Eventually, I will myself out of bed and descend the stairs while maintaining a firm grip on the rail. And begin the breakfast and lunch packing portion of the day.This morning, I opened the refrigerator door to get the milk for the boys’ cereal. And stepped in a pile of wetness. Which is one of my two least favorite things in the world: wearing socks while stepping in wetness. (The other is seeing the word ‘caramel’ spelled with only one ‘a’.)
Something was up with the refrigerator, I determined from the pool of clear liquid on the floor. And so our morning began in frantic ‘our refrigerator is possibly broken and what will we do with our food’ mode.
As the professor scurried about, trying to figure things out, he reached a conclusion of his own: we live in a dump. Apparently he didn’t figure this out from my every-other-day meltdowns, or the constant pained expression on my face whenever I look around me. The fingerprints on the walls didn’t clue him in, either. Nor the dirty laundry cascading down the stairs. (Actually, the laundry is a bit of a hot topic in our home.)
No, it was the possibly broken fridge that allowed him to see we live in semi-squalor. And suddenly he was very cranky about it; huffing and puffing about how bottles of finger paint did not belong on top of the refrigerator. Etcetera.
I was talking to a colleague-friend who also has three boys, very close in age to ours. ‘I don’t know how it is at your house,’ he began, ‘but our house is a DUMP’. And with those few words he became my new best friend. Because all I want to hear from anyone these days is that they too live in semi-squalor. I admire the people who shower regularly and have clean, colorful baskets that contain their belongings in an organized way, but I want to talk to the people whose laundry piles fill entire rooms.

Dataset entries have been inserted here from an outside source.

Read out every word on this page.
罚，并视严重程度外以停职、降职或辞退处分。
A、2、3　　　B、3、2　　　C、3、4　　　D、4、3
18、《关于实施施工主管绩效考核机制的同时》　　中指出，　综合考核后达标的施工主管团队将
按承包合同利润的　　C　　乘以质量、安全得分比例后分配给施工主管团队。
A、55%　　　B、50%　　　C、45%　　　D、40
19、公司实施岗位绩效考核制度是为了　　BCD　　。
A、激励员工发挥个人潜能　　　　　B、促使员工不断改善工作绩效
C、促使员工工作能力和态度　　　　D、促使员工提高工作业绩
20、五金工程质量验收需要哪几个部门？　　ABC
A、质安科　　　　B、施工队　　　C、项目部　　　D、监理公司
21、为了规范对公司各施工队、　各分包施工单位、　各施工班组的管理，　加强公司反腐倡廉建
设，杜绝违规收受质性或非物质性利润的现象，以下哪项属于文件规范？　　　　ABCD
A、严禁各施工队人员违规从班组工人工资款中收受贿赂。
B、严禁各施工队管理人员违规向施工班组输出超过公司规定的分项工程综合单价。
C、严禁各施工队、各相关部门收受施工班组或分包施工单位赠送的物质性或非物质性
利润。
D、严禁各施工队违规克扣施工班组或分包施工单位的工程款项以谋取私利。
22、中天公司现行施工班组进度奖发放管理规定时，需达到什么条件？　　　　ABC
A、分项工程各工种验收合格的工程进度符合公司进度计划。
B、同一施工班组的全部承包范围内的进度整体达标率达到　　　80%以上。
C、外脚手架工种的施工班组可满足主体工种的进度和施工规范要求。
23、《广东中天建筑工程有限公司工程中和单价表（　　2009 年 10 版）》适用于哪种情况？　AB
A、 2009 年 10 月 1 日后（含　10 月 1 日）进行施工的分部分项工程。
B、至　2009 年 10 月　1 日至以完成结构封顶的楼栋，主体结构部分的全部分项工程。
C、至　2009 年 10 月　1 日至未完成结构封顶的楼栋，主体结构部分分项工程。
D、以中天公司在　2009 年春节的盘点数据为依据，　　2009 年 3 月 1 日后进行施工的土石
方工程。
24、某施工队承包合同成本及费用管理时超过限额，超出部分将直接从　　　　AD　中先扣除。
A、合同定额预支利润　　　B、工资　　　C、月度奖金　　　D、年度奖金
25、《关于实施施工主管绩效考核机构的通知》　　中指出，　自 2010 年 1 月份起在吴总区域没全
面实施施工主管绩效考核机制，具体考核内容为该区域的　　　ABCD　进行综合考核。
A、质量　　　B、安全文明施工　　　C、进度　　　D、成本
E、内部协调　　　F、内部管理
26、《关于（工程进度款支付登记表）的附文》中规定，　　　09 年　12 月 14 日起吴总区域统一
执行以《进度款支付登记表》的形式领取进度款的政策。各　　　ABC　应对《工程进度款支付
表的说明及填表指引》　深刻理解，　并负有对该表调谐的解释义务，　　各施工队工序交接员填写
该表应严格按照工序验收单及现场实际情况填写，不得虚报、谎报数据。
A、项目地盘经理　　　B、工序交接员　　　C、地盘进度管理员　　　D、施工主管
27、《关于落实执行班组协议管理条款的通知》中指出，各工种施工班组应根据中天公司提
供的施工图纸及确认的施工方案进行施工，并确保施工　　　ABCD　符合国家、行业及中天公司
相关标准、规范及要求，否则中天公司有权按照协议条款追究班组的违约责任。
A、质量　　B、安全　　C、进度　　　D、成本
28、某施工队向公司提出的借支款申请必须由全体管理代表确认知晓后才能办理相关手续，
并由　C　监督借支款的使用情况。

We were at another family’s home once, a few months before Percy was born, when I noticed they had the same booster seat as we do. Slight difference though: their booster seat looked like it was brand-new. Like they’d just lifted it out of the box. Mine looked like it was possibly hosting three strains of flu and covered in enough food to feed a small child.
If small children could eat desiccated food.
Don’t get me wrong, we wipe down the seat at least once a day. (Probably only once a day, to be honest.) But even so, tiny pieces of matter had crept into unreachable spaces. And the seat-straps alone harbored things I feared were downright toxic.
Despite all the wiping and scrubbing I’d done, I still couldn’t figure out how to get the straps clean. I’d actually tried dipping them in boiling water, at one point, hoping that would do something. Finally, after growing weary of this particular monkey on my back, I hunkered down besides the seat and figured out how to remove the straps. (Which was nothing short of an ordeal.) And laundered said straps. In the washing machine.
And after I did all of that, I thought to myself: maybe our friends’ booster seat really was brand-new. Because I can’t imagine the mothers of the world are actually removing the straps on their kids’ booster seats so as to get them clean.
Then again, maybe they are. In which case we’re in even worse shape than I’d previously imagined.